I moved to Minnesota with my family when I was five years old, and called the state my home until I graduated from college in 1975. I  returned for six years with my own family from 1986-1992 and lived in the southern Minnesota town of Winona, named after a Dakota princess. And yet during all those years in the state, I never heard of this horrific history. To encounter this year all these years later is deeply disturbing. I admit I am partly to blame for not seeking to learn that history myself, and yet it is also our American tendency to cover up these troubling and sordid aspects of our national historic record.

The Dakota story is only one of thousands of similar accounts that can be told since the Wampanoags first encountered the Pilgrims on the shores by Plymouth Rock. And we must do better to come to terms with the good, the bad and the horrifically ugly in the American story. Just like the history of slavery, Jim Crow, and lynchings of African Americans, so too the full account of our national past must be reckoned with.

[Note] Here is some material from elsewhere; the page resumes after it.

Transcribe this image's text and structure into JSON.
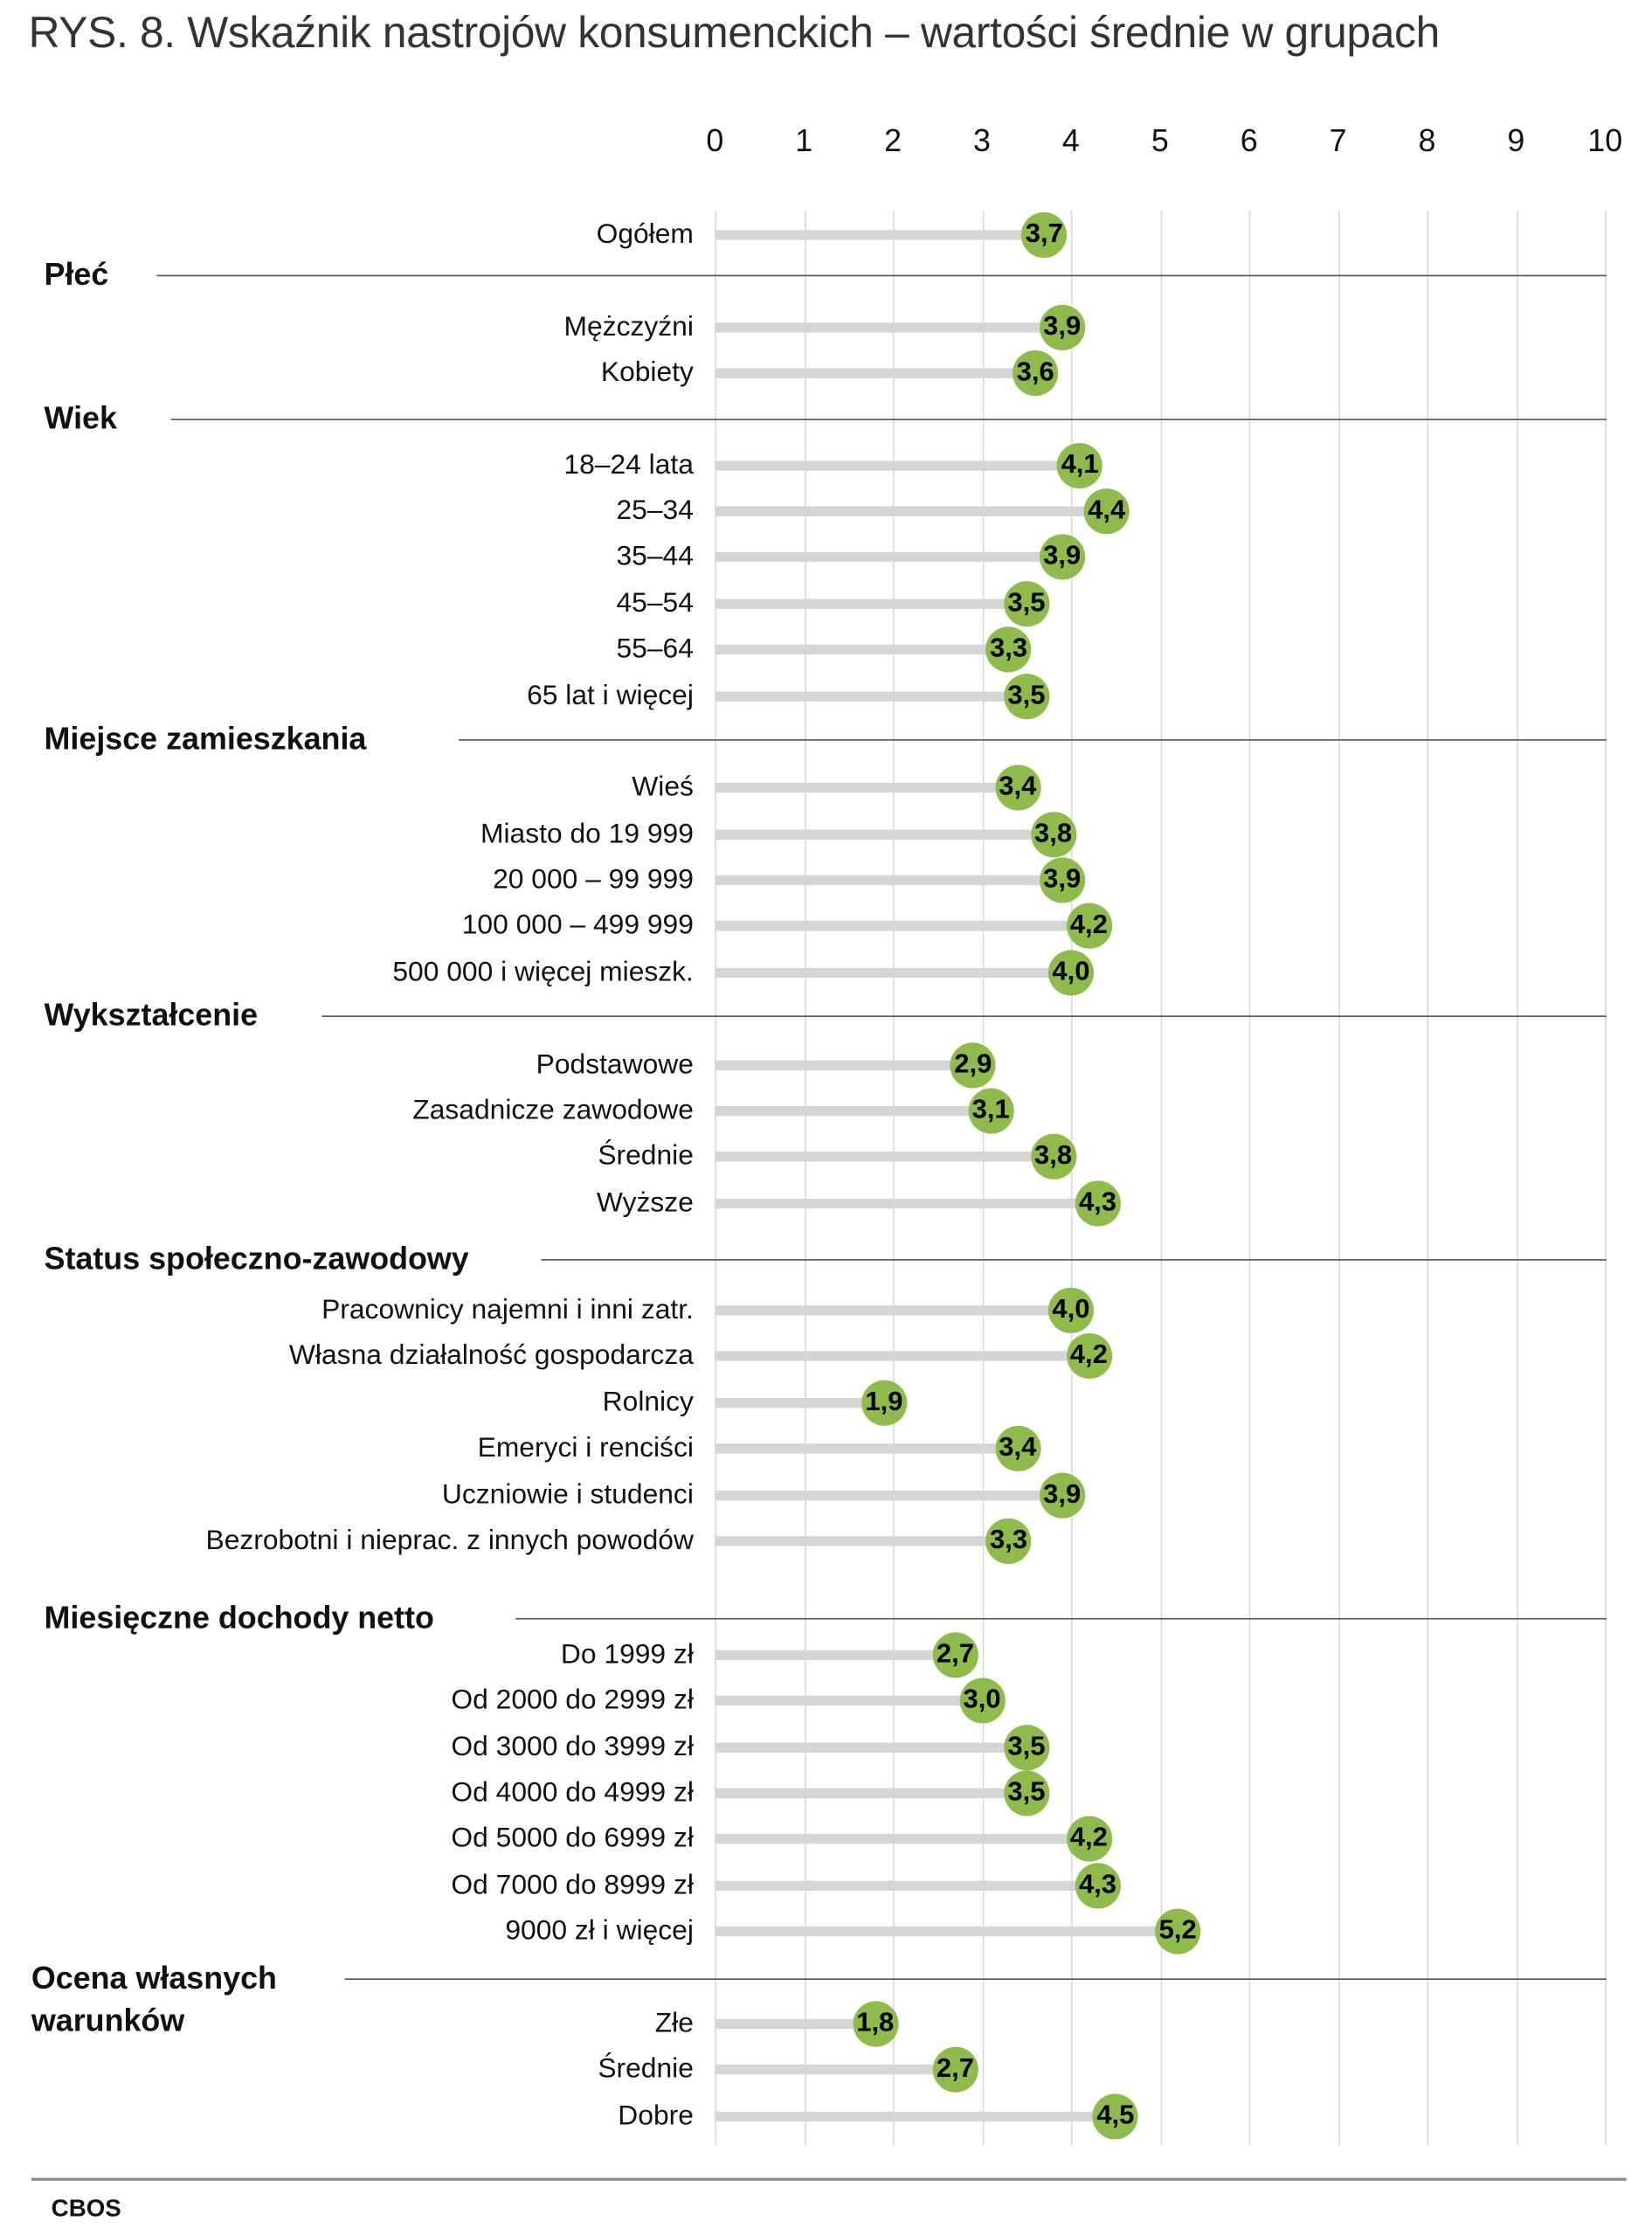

Thanksgiving is a time that I and many others stop to give thanks for the blessings of the previous year. Because of the COVID-19 pandemic for many, this will also be a day of remembering and mourning loved ones who have died. The suffering we are experiencing in 2020 gives a tiny window into the massive suffering of many indigenous tribes throughout U.S. history. So as we gather virtually or in-person for this special American holiday, let us to do so with a mixture and gratitude and remorse for a history of genocide that has been covered up and minimized.

And perhaps going forward we can listen to the voices of our indigenous brothers and sisters like Waziyatawin, and seek to work toward a repair of the deep and historic harm carried out by our ancestors and others.